The team at the St. Louis Fetal Care Institute conducted a full review of Courtnie’s medical history and current condition, and that of her son. Then, she and her husband underwent counseling to fully explain the potential risks of the surgery. Courtnie’s spina bifida put her at a higher risk of pre-term delivery, urinary tract infections, and a chance that an epidural would not be fully effective.
In addition, the case was reviewed by the Scientific Review Board, which includes experts from SSM Cardinal Glennon Children’s Medical Center, St. Mary’s Health Center and St. Louis University School of Medicine. Following a full review of Courtnie’s case, the team determined that she and her family should be given the option to move forward with the fetal surgery.
“After nearly a week, the Pediatric Neurosurgeon Dr. Elbabaa gave me a call and said that he’d like to offer us the opportunity for fetal surgery,” says Courtnie.
On June 3, 2013 Courtnie and her son had the fetal repair surgery, with no complications. “The Fetal Care Institute staff continued to show such compassion towards my family, understanding that what we were going through was an exciting yet nerve-racking time. They were so reassuring,” says Courtnie.
Following a short stay in St. Louis, the team released Courtnie to go home for the remainder of her pregnancy, where she stayed on modified bed rest until August 22, 2013. Stephen was delivered via a scheduled cesarean section in Kansas City, near their home. “He couldn’t have looked more perfect to us,” says Courtnie.
Stephen is rapidly approaching his first birthday. “He has adorable blue eyes and a smile that can light up any room. He rolls around and scoots backwards to get around,” says Courtnie. He is monitored by the Special Care Clinic and neurology team at Children’s Mercy Hospital in Kansas City, and has physical therapy through Missouri First Steps.
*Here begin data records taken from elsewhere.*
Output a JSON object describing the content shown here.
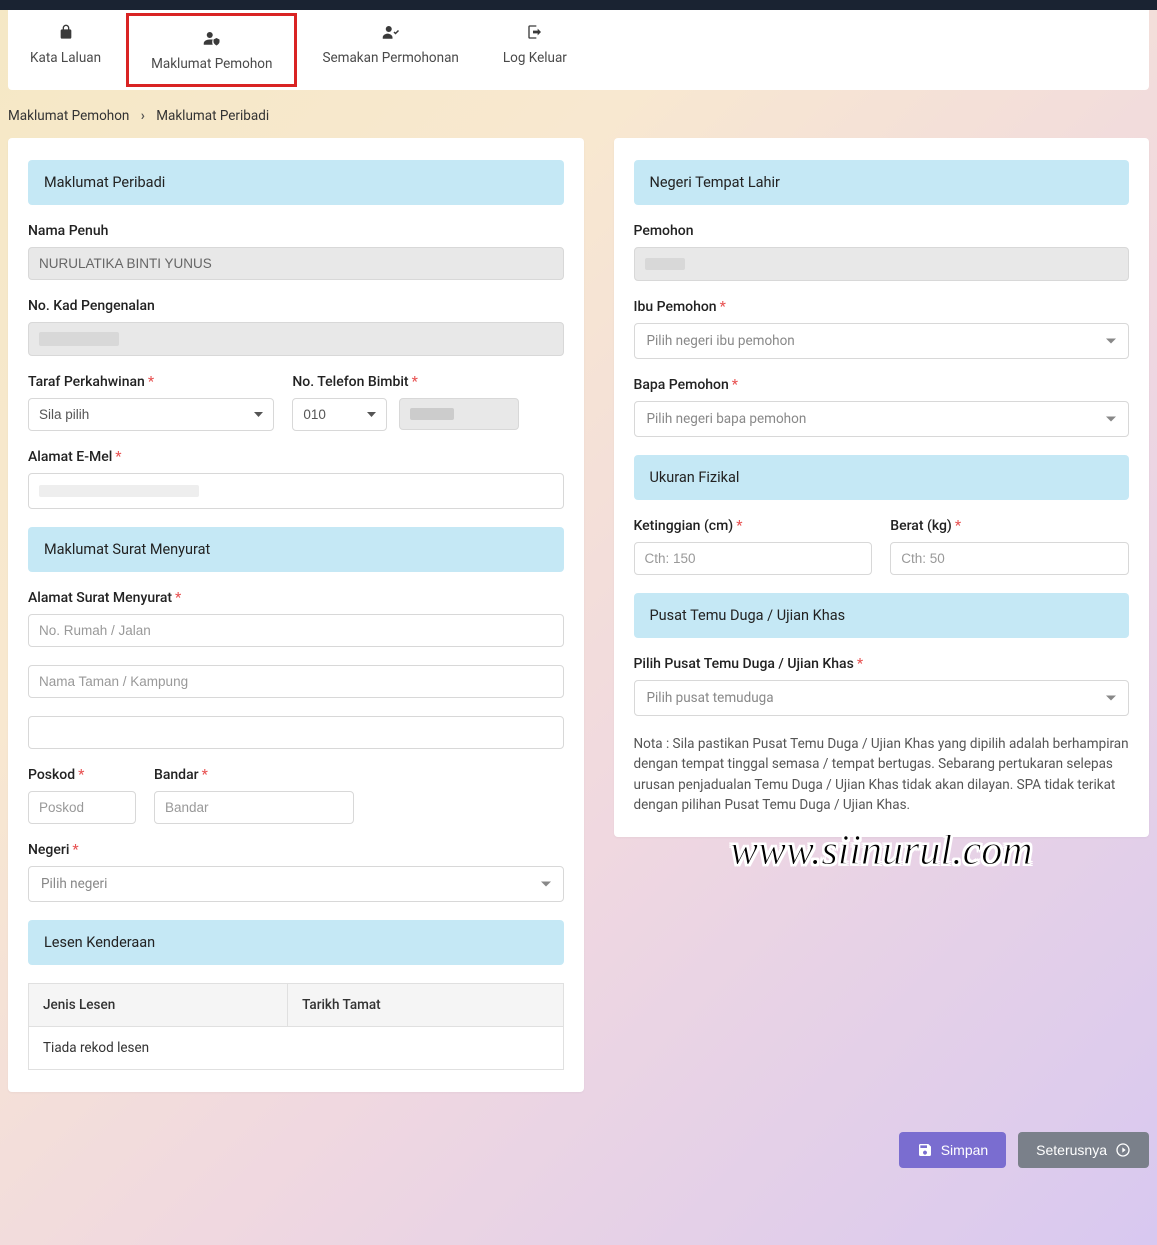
{
  "nav": {
    "password": "Kata Laluan",
    "applicant_info": "Maklumat Pemohon",
    "check_application": "Semakan Permohonan",
    "logout": "Log Keluar"
  },
  "breadcrumb": {
    "parent": "Maklumat Pemohon",
    "current": "Maklumat Peribadi"
  },
  "sections": {
    "personal": "Maklumat Peribadi",
    "mailing": "Maklumat Surat Menyurat",
    "license": "Lesen Kenderaan",
    "birth_state": "Negeri Tempat Lahir",
    "physical": "Ukuran Fizikal",
    "interview": "Pusat Temu Duga / Ujian Khas"
  },
  "labels": {
    "full_name": "Nama Penuh",
    "ic_no": "No. Kad Pengenalan",
    "marital": "Taraf Perkahwinan",
    "mobile": "No. Telefon Bimbit",
    "email": "Alamat E-Mel",
    "mailing_address": "Alamat Surat Menyurat",
    "postcode": "Poskod",
    "city": "Bandar",
    "state": "Negeri",
    "applicant": "Pemohon",
    "mother": "Ibu Pemohon",
    "father": "Bapa Pemohon",
    "height": "Ketinggian (cm)",
    "weight": "Berat (kg)",
    "interview_center": "Pilih Pusat Temu Duga / Ujian Khas",
    "license_type": "Jenis Lesen",
    "license_expiry": "Tarikh Tamat"
  },
  "values": {
    "full_name": "NURULATIKA BINTI YUNUS",
    "marital_select": "Sila pilih",
    "phone_prefix": "010",
    "state_select": "Pilih negeri",
    "mother_select": "Pilih negeri ibu pemohon",
    "father_select": "Pilih negeri bapa pemohon",
    "interview_select": "Pilih pusat temuduga",
    "license_empty": "Tiada rekod lesen"
  },
  "placeholders": {
    "addr1": "No. Rumah / Jalan",
    "addr2": "Nama Taman / Kampung",
    "postcode": "Poskod",
    "city": "Bandar",
    "height": "Cth: 150",
    "weight": "Cth: 50"
  },
  "note": "Nota : Sila pastikan Pusat Temu Duga / Ujian Khas yang dipilih adalah berhampiran dengan tempat tinggal semasa / tempat bertugas. Sebarang pertukaran selepas urusan penjadualan Temu Duga / Ujian Khas tidak akan dilayan. SPA tidak terikat dengan pilihan Pusat Temu Duga / Ujian Khas.",
  "watermark": "www.siinurul.com",
  "buttons": {
    "save": "Simpan",
    "next": "Seterusnya"
  }
}
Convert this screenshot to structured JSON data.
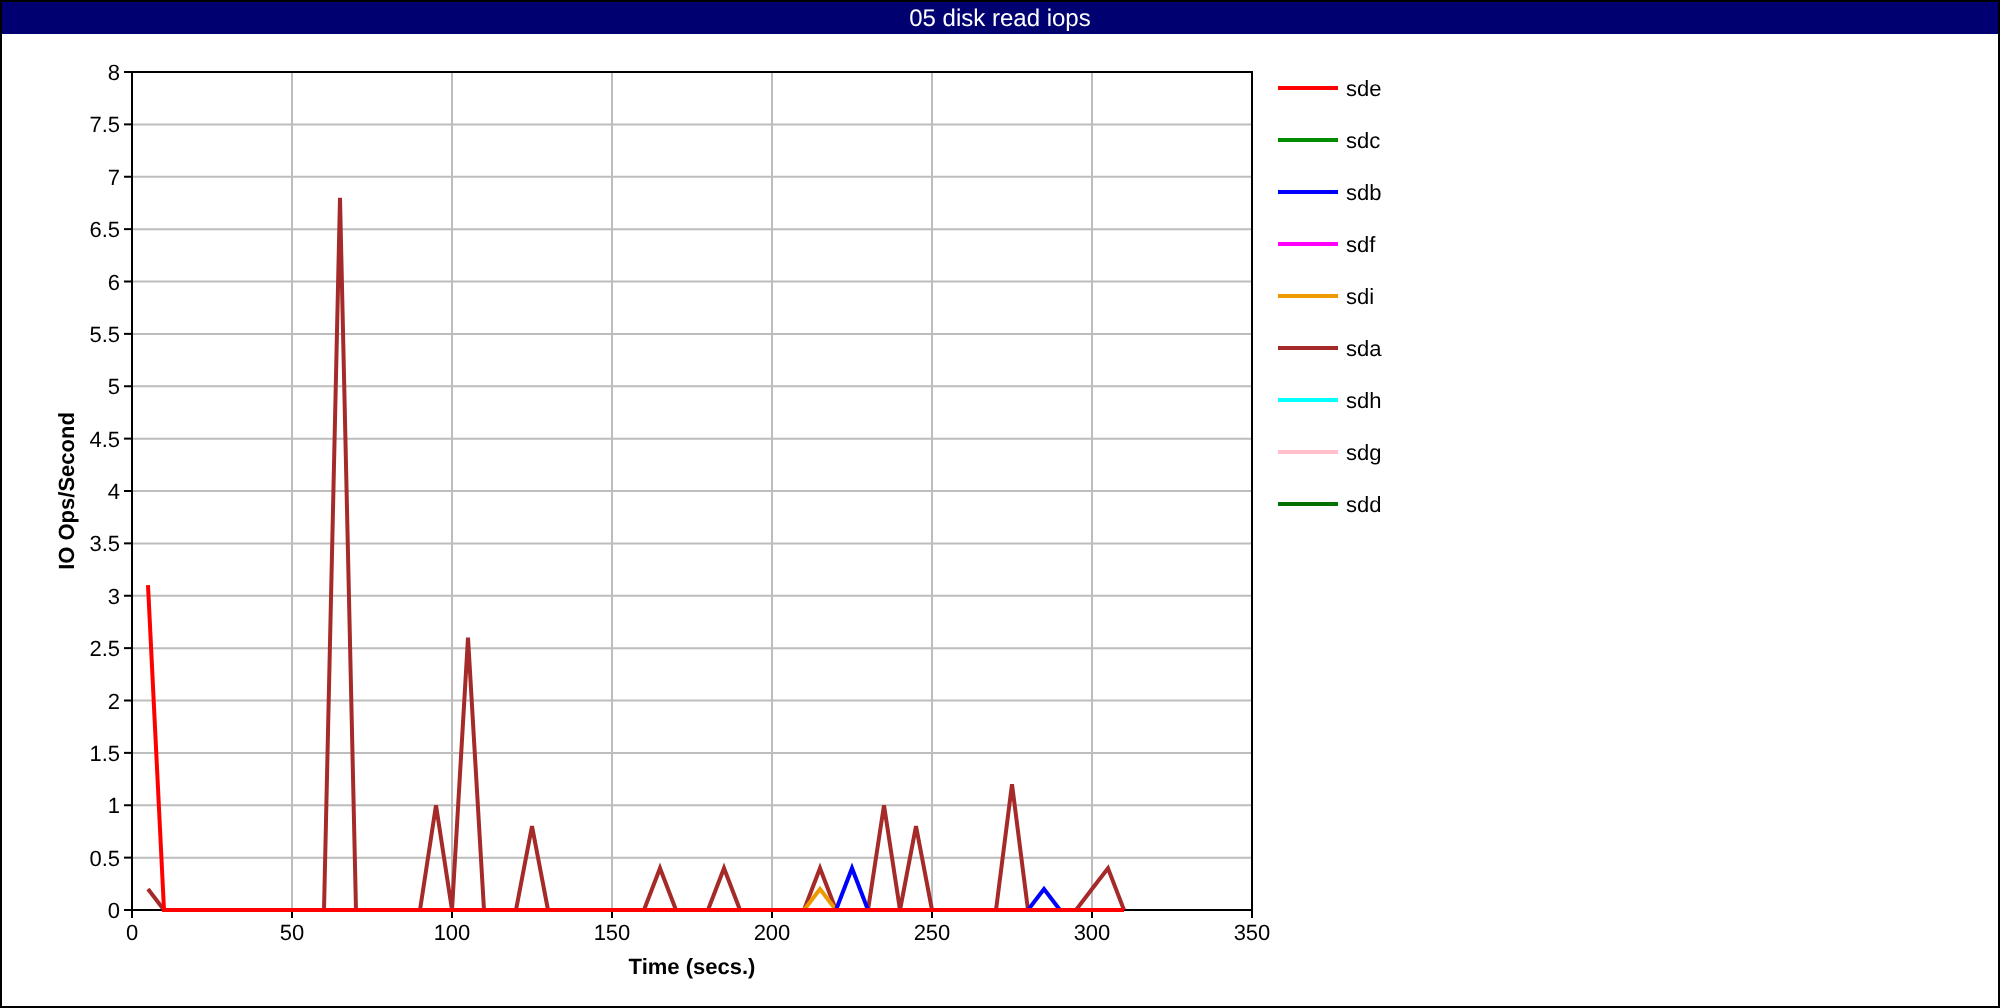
{
  "window": {
    "title": "05 disk read iops"
  },
  "chart": {
    "chart_data": {
      "type": "line",
      "xlabel": "Time (secs.)",
      "ylabel": "IO Ops/Second",
      "xlim": [
        0,
        350
      ],
      "ylim": [
        0,
        8
      ],
      "grid": true,
      "legend": "right",
      "xticks": [
        0,
        50,
        100,
        150,
        200,
        250,
        300,
        350
      ],
      "yticks": [
        0,
        {
          "value": 0.5,
          "label": "0.5"
        },
        1,
        {
          "value": 1.5,
          "label": "1.5"
        },
        2,
        {
          "value": 2.5,
          "label": "2.5"
        },
        3,
        {
          "value": 3.5,
          "label": "3.5"
        },
        4,
        {
          "value": 4.5,
          "label": "4.5"
        },
        5,
        {
          "value": 5.5,
          "label": "5.5"
        },
        6,
        {
          "value": 6.5,
          "label": "6.5"
        },
        7,
        {
          "value": 7.5,
          "label": "7.5"
        },
        8
      ],
      "x": [
        5,
        10,
        15,
        20,
        25,
        30,
        35,
        40,
        45,
        50,
        55,
        60,
        65,
        70,
        75,
        80,
        85,
        90,
        95,
        100,
        105,
        110,
        115,
        120,
        125,
        130,
        135,
        140,
        145,
        150,
        155,
        160,
        165,
        170,
        175,
        180,
        185,
        190,
        195,
        200,
        205,
        210,
        215,
        220,
        225,
        230,
        235,
        240,
        245,
        250,
        255,
        260,
        265,
        270,
        275,
        280,
        285,
        290,
        295,
        300,
        305,
        310
      ],
      "series": [
        {
          "name": "sde",
          "color": "#ff0000",
          "values": [
            3.1,
            0,
            0,
            0,
            0,
            0,
            0,
            0,
            0,
            0,
            0,
            0,
            0,
            0,
            0,
            0,
            0,
            0,
            0,
            0,
            0,
            0,
            0,
            0,
            0,
            0,
            0,
            0,
            0,
            0,
            0,
            0,
            0,
            0,
            0,
            0,
            0,
            0,
            0,
            0,
            0,
            0,
            0,
            0,
            0,
            0,
            0,
            0,
            0,
            0,
            0,
            0,
            0,
            0,
            0,
            0,
            0,
            0,
            0,
            0,
            0,
            0
          ]
        },
        {
          "name": "sdc",
          "color": "#008c00",
          "values": [
            null,
            null,
            null,
            null,
            null,
            null,
            null,
            null,
            null,
            null,
            null,
            null,
            null,
            null,
            null,
            null,
            null,
            null,
            null,
            null,
            null,
            null,
            null,
            null,
            null,
            null,
            null,
            null,
            null,
            null,
            null,
            null,
            null,
            null,
            null,
            null,
            null,
            null,
            null,
            null,
            null,
            null,
            null,
            null,
            null,
            null,
            null,
            null,
            null,
            null,
            null,
            null,
            null,
            null,
            null,
            null,
            null,
            null,
            null,
            null,
            null,
            null
          ]
        },
        {
          "name": "sdb",
          "color": "#0000ff",
          "values": [
            null,
            null,
            null,
            null,
            null,
            null,
            null,
            null,
            null,
            null,
            null,
            null,
            null,
            null,
            null,
            null,
            null,
            null,
            null,
            null,
            null,
            null,
            null,
            null,
            null,
            null,
            null,
            null,
            null,
            null,
            null,
            null,
            null,
            null,
            null,
            null,
            null,
            null,
            null,
            null,
            null,
            null,
            null,
            0,
            0.4,
            0,
            null,
            null,
            null,
            null,
            null,
            null,
            null,
            null,
            null,
            0,
            0.2,
            0,
            null,
            null,
            null,
            null
          ]
        },
        {
          "name": "sdf",
          "color": "#ff00ff",
          "values": [
            null,
            null,
            null,
            null,
            null,
            null,
            null,
            null,
            null,
            null,
            null,
            null,
            null,
            null,
            null,
            null,
            null,
            null,
            null,
            null,
            null,
            null,
            null,
            null,
            null,
            null,
            null,
            null,
            null,
            null,
            null,
            null,
            null,
            null,
            null,
            null,
            null,
            null,
            null,
            null,
            null,
            null,
            null,
            null,
            null,
            null,
            null,
            null,
            null,
            null,
            null,
            null,
            null,
            null,
            null,
            null,
            null,
            null,
            null,
            null,
            null,
            null
          ]
        },
        {
          "name": "sdi",
          "color": "#ee9900",
          "values": [
            null,
            null,
            null,
            null,
            null,
            null,
            null,
            null,
            null,
            null,
            null,
            null,
            null,
            null,
            null,
            null,
            null,
            null,
            null,
            null,
            null,
            null,
            null,
            null,
            null,
            null,
            null,
            null,
            null,
            null,
            null,
            null,
            null,
            null,
            null,
            null,
            null,
            null,
            null,
            null,
            null,
            0,
            0.2,
            0,
            null,
            null,
            null,
            null,
            null,
            null,
            null,
            null,
            null,
            null,
            null,
            null,
            null,
            null,
            null,
            null,
            null,
            null
          ]
        },
        {
          "name": "sda",
          "color": "#a52a2a",
          "values": [
            0.2,
            0,
            0,
            0,
            0,
            0,
            0,
            0,
            0,
            0,
            0,
            0,
            6.8,
            0,
            0,
            0,
            0,
            0,
            1,
            0,
            2.6,
            0,
            0,
            0,
            0.8,
            0,
            0,
            0,
            0,
            0,
            0,
            0,
            0.4,
            0,
            0,
            0,
            0.4,
            0,
            0,
            0,
            0,
            0,
            0.4,
            0,
            0,
            0,
            1,
            0,
            0.8,
            0,
            0,
            0,
            0,
            0,
            1.2,
            0,
            0,
            0,
            0,
            0.2,
            0.4,
            0
          ]
        },
        {
          "name": "sdh",
          "color": "#00ffff",
          "values": [
            null,
            null,
            null,
            null,
            null,
            null,
            null,
            null,
            null,
            null,
            null,
            null,
            null,
            null,
            null,
            null,
            null,
            null,
            null,
            null,
            null,
            null,
            null,
            null,
            null,
            null,
            null,
            null,
            null,
            null,
            null,
            null,
            null,
            null,
            null,
            null,
            null,
            null,
            null,
            null,
            null,
            null,
            null,
            null,
            null,
            null,
            null,
            null,
            null,
            null,
            null,
            null,
            null,
            null,
            null,
            null,
            null,
            null,
            null,
            null,
            null,
            null
          ]
        },
        {
          "name": "sdg",
          "color": "#ffc0cb",
          "values": [
            null,
            null,
            null,
            null,
            null,
            null,
            null,
            null,
            null,
            null,
            null,
            null,
            null,
            null,
            null,
            null,
            null,
            null,
            null,
            null,
            null,
            null,
            null,
            null,
            null,
            null,
            null,
            null,
            null,
            null,
            null,
            null,
            null,
            null,
            null,
            null,
            null,
            null,
            null,
            null,
            null,
            null,
            null,
            null,
            null,
            null,
            null,
            null,
            null,
            null,
            null,
            null,
            null,
            null,
            null,
            null,
            null,
            null,
            null,
            null,
            null,
            null
          ]
        },
        {
          "name": "sdd",
          "color": "#007000",
          "values": [
            null,
            null,
            null,
            null,
            null,
            null,
            null,
            null,
            null,
            null,
            null,
            null,
            null,
            null,
            null,
            null,
            null,
            null,
            null,
            null,
            null,
            null,
            null,
            null,
            null,
            null,
            null,
            null,
            null,
            null,
            null,
            null,
            null,
            null,
            null,
            null,
            null,
            null,
            null,
            null,
            null,
            null,
            null,
            null,
            null,
            null,
            null,
            null,
            null,
            null,
            null,
            null,
            null,
            null,
            null,
            null,
            null,
            null,
            null,
            null,
            null,
            null
          ]
        }
      ]
    }
  }
}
“This experience has not only touched the lives of my family but also my friends, church, community and complete strangers. I learned a great deal from this experience but what I gained the most was more faith. Faith that God provides for all my needs, in part through loving and caring people like those at the Fetal Care Institute,” says Courtnie.
The St. Louis Fetal Care Institute is one of the most experienced fetal myelomeningocele repair centers in the country, and was one of the first to offer the procedure following the release of the MOMS Trial results in February 2011. After more than 35 surgeries, the St. Louis Fetal Care Institute’s results mirror those of the MOMS Trial.